If we must drink, then toasting after exercise is the most sensible option. | gemma andreu

The spirited season is back again. A tipple of brandy here, a glass of mulled wine there. Oh, you naughty thing. But it is Christmas, and come January you can return to sobriety and an active lifestyle. But if you do decide to exercise without abstaining, then here are a few things to bear in mind.

Alcohol causes physiological effects when we drink. But these effects differ depending on whether or not we toast before, after, or during exercise; like Christmas Carols, that make me hum along before Christmas, belt out joyously on the 25th, but give me a headache Boxing Day onwards.

Before exercise
Remember, alcohol is a diuretic (meaning it makes you pee) accelerating dehydration whenever we go from happy hour to the gym. So, instead of sweating into a headache, drink as many litres of water as you did pints.

Your poor liver also prioritises alcohol metabolism over glucose, which means you might find you’re energy levels drop sooner whilst on the treadmill. A study from Social Insurance Institution of Finland found cyclists to have four percent less leg power after drinking than when they were sober. So, expect lower energy levels after a steamy mug of eggnog (a yank drink, I know, but its origins trace back to ‘posset’, a hot, milky, ale-like brew drunk by medieval Brits).

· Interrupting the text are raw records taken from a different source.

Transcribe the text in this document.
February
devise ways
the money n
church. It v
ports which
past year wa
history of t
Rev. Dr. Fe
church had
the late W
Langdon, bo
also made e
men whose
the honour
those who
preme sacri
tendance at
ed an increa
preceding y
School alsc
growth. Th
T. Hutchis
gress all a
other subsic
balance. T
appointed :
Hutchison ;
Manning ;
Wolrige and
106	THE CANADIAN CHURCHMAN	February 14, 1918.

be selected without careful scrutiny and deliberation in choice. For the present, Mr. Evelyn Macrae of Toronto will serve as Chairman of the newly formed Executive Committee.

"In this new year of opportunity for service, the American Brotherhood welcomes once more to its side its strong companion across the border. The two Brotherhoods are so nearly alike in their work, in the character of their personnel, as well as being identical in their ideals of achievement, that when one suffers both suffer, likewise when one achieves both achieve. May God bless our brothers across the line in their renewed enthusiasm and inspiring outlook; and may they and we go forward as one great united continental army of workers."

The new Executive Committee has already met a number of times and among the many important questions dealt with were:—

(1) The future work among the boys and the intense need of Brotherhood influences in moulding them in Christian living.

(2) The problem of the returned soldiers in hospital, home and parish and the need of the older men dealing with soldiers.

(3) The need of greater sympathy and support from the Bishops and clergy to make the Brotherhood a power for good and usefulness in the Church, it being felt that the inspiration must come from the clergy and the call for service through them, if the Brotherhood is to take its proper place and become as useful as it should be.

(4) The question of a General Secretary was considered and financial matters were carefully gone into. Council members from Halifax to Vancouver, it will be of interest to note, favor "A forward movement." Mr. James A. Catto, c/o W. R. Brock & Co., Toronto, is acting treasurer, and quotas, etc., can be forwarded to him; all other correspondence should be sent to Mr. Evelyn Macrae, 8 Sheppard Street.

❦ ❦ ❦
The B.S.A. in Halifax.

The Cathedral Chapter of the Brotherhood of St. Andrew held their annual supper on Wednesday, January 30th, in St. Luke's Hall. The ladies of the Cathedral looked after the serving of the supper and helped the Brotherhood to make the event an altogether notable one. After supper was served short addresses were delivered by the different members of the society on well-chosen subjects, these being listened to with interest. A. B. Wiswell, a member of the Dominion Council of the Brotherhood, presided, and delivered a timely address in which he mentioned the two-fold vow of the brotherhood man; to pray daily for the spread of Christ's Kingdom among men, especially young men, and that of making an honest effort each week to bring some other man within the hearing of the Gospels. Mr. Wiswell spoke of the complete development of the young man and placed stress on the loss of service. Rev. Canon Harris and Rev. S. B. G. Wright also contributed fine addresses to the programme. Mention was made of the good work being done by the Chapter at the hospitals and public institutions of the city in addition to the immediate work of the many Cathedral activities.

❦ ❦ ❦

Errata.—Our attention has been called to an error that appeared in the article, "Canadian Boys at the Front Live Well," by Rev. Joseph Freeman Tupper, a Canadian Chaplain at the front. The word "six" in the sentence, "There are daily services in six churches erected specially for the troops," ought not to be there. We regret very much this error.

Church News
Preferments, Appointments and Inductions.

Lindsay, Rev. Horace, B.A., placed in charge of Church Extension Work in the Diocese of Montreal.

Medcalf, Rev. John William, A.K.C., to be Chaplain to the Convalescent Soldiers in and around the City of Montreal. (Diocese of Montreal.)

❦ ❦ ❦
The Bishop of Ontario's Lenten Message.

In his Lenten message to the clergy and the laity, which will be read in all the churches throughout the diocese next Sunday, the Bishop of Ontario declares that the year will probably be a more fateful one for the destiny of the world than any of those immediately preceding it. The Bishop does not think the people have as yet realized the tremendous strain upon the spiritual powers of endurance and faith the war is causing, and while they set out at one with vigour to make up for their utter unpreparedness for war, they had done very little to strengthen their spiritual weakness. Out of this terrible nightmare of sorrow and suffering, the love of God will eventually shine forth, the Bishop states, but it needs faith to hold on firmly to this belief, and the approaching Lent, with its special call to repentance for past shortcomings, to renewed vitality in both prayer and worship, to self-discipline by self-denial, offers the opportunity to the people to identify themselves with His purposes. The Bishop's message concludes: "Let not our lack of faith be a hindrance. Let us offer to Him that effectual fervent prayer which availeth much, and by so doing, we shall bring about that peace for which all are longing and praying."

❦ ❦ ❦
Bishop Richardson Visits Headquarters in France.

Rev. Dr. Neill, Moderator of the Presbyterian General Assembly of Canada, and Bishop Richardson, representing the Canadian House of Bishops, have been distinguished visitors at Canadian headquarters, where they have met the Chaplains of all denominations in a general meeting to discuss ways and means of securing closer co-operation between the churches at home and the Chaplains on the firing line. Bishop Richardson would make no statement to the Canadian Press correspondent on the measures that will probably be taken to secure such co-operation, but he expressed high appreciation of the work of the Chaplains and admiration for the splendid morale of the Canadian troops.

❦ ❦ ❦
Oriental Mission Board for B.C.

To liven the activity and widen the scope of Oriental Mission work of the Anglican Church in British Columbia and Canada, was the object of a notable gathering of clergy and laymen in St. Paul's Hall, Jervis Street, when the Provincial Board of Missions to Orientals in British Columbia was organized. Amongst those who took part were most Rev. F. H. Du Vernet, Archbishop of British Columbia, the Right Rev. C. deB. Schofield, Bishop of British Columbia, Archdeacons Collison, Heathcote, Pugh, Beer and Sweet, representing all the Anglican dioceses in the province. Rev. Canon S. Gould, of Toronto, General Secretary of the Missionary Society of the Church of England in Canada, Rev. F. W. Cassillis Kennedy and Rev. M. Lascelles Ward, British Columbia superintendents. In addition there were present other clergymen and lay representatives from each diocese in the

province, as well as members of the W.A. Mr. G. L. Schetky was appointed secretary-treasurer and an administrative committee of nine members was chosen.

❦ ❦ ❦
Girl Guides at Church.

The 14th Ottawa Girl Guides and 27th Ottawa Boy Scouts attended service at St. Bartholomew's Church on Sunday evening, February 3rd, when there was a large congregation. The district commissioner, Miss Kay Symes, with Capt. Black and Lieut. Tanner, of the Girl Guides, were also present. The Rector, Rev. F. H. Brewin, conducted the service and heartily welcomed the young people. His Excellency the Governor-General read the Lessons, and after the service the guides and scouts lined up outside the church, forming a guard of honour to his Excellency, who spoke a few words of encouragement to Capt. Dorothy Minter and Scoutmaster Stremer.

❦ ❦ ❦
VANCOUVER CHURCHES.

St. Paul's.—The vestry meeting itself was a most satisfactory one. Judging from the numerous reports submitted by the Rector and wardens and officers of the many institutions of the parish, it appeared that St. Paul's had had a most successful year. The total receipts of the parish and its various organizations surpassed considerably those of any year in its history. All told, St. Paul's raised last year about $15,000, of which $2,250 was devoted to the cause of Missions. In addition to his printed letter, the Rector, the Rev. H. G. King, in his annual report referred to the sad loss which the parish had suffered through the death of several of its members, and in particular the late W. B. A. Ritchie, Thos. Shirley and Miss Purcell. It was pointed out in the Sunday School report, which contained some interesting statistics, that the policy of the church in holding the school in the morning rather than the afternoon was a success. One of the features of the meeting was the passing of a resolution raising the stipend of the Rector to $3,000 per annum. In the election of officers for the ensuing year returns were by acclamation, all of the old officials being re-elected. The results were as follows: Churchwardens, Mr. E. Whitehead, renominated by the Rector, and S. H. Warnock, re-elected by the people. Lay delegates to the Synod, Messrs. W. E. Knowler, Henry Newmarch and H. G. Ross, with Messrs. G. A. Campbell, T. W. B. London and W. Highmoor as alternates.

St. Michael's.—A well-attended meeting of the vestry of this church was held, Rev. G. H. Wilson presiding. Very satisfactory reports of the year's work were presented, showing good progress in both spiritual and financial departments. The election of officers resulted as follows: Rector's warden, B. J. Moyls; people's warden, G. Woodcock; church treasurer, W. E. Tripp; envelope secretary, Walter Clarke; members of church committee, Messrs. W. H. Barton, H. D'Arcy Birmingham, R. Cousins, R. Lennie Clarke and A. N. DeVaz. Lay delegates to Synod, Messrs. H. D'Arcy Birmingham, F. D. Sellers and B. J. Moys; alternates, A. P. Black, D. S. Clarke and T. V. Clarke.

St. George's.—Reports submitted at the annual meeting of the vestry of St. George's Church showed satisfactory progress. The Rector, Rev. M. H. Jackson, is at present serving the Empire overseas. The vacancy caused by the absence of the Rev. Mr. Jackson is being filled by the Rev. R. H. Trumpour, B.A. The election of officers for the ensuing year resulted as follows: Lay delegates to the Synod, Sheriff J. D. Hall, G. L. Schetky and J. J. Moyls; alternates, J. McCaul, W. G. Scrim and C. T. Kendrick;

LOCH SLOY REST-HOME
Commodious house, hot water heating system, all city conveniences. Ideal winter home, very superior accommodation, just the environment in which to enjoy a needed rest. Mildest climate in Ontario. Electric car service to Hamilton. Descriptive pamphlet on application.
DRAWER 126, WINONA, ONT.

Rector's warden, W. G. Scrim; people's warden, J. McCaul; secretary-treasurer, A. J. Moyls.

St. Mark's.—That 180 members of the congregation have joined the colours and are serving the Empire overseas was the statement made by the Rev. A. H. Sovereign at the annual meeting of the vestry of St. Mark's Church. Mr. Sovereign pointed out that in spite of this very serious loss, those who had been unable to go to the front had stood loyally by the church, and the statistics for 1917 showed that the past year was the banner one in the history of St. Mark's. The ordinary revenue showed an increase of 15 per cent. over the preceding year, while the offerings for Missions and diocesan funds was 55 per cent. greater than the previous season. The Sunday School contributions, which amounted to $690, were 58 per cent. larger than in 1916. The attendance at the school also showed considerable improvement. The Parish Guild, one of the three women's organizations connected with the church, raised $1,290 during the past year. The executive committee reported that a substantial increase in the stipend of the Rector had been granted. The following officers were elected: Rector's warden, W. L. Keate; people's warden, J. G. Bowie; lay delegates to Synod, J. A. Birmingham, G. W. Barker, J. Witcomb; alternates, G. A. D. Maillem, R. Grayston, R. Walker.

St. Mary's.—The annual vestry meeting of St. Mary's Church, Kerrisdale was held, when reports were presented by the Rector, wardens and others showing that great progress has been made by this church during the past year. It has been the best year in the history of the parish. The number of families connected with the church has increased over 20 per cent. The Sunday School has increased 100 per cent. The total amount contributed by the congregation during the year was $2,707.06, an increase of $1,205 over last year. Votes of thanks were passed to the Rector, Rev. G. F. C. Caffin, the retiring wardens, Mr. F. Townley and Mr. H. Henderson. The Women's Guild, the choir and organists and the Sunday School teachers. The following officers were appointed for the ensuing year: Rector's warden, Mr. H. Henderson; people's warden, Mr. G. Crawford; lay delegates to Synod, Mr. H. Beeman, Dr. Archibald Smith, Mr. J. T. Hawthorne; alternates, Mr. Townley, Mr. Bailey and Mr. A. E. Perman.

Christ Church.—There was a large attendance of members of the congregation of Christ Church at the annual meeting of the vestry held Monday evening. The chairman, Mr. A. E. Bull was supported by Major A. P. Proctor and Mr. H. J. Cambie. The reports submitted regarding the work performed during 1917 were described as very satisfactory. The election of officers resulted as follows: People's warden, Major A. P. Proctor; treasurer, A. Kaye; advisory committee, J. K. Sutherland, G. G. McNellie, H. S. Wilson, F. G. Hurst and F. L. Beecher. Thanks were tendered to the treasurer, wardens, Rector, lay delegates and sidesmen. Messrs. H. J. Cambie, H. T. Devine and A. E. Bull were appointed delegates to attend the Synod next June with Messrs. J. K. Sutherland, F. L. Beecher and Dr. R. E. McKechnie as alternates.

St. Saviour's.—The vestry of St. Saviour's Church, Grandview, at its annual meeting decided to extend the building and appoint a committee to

For health and safety concerns, remember that alcohol slows down nerve signals, impairing coordination, balance and reaction times. For your sake and that of others, don’t sit behind the wheel or wield a golf club after your office Christmas party.

During Exercise
Yes, people drink during exercise. In the Beer Mile World Classic, competitors drink one beer (35cl bottle or can) at the start of every lap of a track mile. Canada’s Corey Bellemore is the reigning chug and jog champ. He won the classic for the third time this year at Leigh Sports Village near Manchester. That this race is held in Britain and was won by a Canadian makes me proud to be half Brit, half Canuck.

Bellemore’s record breaking time of 4:33 is impressive. It’s even more remarkable when you factor in chug time. But a liver prioritizing alcohol is slower to remove lactic. And so when you consider the accelerated muscle fatigue of drinking during exercise, his time is downright remarkable. Let’s knight him.

But before we knight the young athlete, we should be wary of the risks of encouraging drinking whilst getting our heart pumping, because alcohol can cause unusual heart rhythms during exercise. Alcohol puts a strain on the cardiovascular system, causing high blood pressure and even heart failure. But according to Dr Michael Richardson of the Boston Medical Center, a few beers are unlikely to cause heart arrhythmia, as it’s usually associated with heavy binge drinking and chronic alcoholism.

After Exercise
With so many negative effects on the body, it seems that if we must drink, then toasting after exercise is the most sensible option. Just remember that alcohol consumption reduces protein synthesis, limiting muscle growth. So, even if you are lifting weights before a festive evening, expect your belly to bulge before your biceps. Of course, how alcohol effects your body also depends on your sex, weight, and how much turkey and mince pies are sponging it up.